Мария подошла к нему, обвила руками его шею и подарила ему долгий страстный поцелуй. На какой-то момент она прижалась к нему вся целиком, и от этого прикосновения, от запаха ее духов кровь его закипела, но она выскользнула из его рук, прежде чем он успел поймать ее.

– Позже! – шепнула она. – Я сумею вознаградить вас, будьте уверены, и даже щедрее, чем вы можете себе представить.

Шале снова отправился к Гастону Анжуйскому.

Некоторое время обстоятельства благоприятствовали планам Марии. Кардинал, бледный, но твердо стоящий на ногах, приехал к королю, и тот решил отправиться в Нант, чтобы там председательствовать на местном совете и самому определить стадии мятежа, в который вовлек Бретань Сезар де Вандом: он не хотел оставлять позади себя не до конца искорененное зло. Свадьба Гастона состоится там, вот и все! Впрочем, невеста задерживалась, и ей нужно было лишь ехать в указанном направлении. Это давало небольшой запас времени Марии и горстке дворян, все еще остававшихся на посту, для того чтобы продумать и осуществить их план. У медали, однако, была и оборотная сторона: расстояние до границ королевства из Нанта было больше, чем из Блуа, если только не следовать морем.
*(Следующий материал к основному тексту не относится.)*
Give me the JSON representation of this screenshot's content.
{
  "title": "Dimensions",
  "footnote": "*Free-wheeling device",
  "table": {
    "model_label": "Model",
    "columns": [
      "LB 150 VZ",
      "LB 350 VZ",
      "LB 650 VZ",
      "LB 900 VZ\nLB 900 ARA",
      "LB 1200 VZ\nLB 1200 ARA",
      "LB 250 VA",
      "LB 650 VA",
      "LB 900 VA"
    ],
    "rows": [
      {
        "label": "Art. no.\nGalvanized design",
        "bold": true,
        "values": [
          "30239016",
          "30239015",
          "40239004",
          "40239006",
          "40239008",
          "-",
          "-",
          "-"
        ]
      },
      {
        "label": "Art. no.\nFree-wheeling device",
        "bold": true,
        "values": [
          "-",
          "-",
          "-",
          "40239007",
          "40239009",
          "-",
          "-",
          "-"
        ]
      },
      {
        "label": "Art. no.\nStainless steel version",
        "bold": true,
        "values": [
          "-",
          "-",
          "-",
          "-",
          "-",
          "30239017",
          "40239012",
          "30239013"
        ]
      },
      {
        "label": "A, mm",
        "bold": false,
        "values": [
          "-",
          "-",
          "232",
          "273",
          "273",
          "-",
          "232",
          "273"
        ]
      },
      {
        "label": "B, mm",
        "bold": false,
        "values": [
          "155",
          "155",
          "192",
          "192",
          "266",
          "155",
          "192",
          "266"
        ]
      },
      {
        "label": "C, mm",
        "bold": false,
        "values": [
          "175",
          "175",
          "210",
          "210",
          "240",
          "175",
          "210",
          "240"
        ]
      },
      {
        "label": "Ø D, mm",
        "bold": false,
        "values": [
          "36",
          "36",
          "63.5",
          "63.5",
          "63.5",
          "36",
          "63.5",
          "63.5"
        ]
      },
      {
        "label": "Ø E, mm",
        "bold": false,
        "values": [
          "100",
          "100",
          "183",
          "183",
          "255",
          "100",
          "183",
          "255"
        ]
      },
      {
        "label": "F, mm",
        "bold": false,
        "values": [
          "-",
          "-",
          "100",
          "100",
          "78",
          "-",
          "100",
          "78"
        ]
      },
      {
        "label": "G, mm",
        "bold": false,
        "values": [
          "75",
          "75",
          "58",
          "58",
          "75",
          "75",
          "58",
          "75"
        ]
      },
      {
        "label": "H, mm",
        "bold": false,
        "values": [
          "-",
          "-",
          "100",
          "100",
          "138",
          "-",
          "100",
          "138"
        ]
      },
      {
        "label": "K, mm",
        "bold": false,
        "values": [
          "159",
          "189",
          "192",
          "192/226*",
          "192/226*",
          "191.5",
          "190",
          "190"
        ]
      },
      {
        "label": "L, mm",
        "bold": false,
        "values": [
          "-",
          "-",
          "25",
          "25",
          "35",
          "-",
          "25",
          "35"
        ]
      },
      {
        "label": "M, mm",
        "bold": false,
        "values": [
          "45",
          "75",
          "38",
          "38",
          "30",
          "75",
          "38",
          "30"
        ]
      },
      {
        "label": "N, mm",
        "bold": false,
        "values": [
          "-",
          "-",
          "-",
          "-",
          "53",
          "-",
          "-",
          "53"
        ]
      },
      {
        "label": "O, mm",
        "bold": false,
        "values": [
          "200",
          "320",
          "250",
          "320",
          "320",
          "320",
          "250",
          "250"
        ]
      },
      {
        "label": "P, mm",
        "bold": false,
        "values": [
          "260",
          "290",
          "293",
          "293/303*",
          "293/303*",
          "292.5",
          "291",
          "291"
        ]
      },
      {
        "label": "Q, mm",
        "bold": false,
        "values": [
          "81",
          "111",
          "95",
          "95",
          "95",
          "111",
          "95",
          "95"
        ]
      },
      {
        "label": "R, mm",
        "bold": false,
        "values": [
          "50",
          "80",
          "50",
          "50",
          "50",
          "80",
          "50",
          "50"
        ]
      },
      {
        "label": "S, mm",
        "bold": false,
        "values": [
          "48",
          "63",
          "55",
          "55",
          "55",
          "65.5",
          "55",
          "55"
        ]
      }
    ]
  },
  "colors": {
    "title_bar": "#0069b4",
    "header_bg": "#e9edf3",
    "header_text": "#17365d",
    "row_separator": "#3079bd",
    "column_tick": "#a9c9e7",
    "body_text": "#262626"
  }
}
Королевский кортеж покинул Блуа двадцать седьмого июня. Мария и королева приободрились – Шале, похоже, удалось повлиять на принца: тот опять капризничал, заявляя всем, кто был готов его слушать, что, поразмыслив, он все меньше и меньше хочет жениться на Монпансье, как бы богата она ни была! Он слышал, что у нее слабое здоровье, и ему пока не слишком нужна жена.

Двадцать девятого июня прибыли в Сомюр. Там-то и произошел инцидент, в очередной раз потрясший хрупкое здание, которое Мария отчаянно пыталась возвести вокруг Анны Австрийской.

Лувиньи с юмором отнесся к истории с перепутанными письмами. Он тихо отдал Шале адресованное ему послание и от души посмеялся: не следует воспринимать всерьез оскорбления, брошенные женщиной в минуты гнева, его друг достойно участвовал в военных кампаниях, что снимало с него все обвинения в трусости. В то же время ему было любопытно узнать, что же такое мадам де Шеврез написала ему. Шале непринужденно ответил, что в записке не было ничего существенного и он даже не помнит, что с нею сделал: герцогиня в изысканных выражениях просила прощения за то, что не может в настоящее время побеседовать с ним наедине, как он просил. После чего он тотчас же предупредил Марию о том, что не выдал ее. Двор постоянно переезжал в последнее время, что в какой-то степени придавало правдоподобия этой версии, и Лувиньи принял ее. Или по крайней мере сделал вид, что принял, не перестав при этом ухаживать за Марией.

– Кто не рискует, тот не выигрывает, – признался он Шале. – Она отдает предпочтение вам, но она может и передумать. Но это не должно помешать нашей дружбе.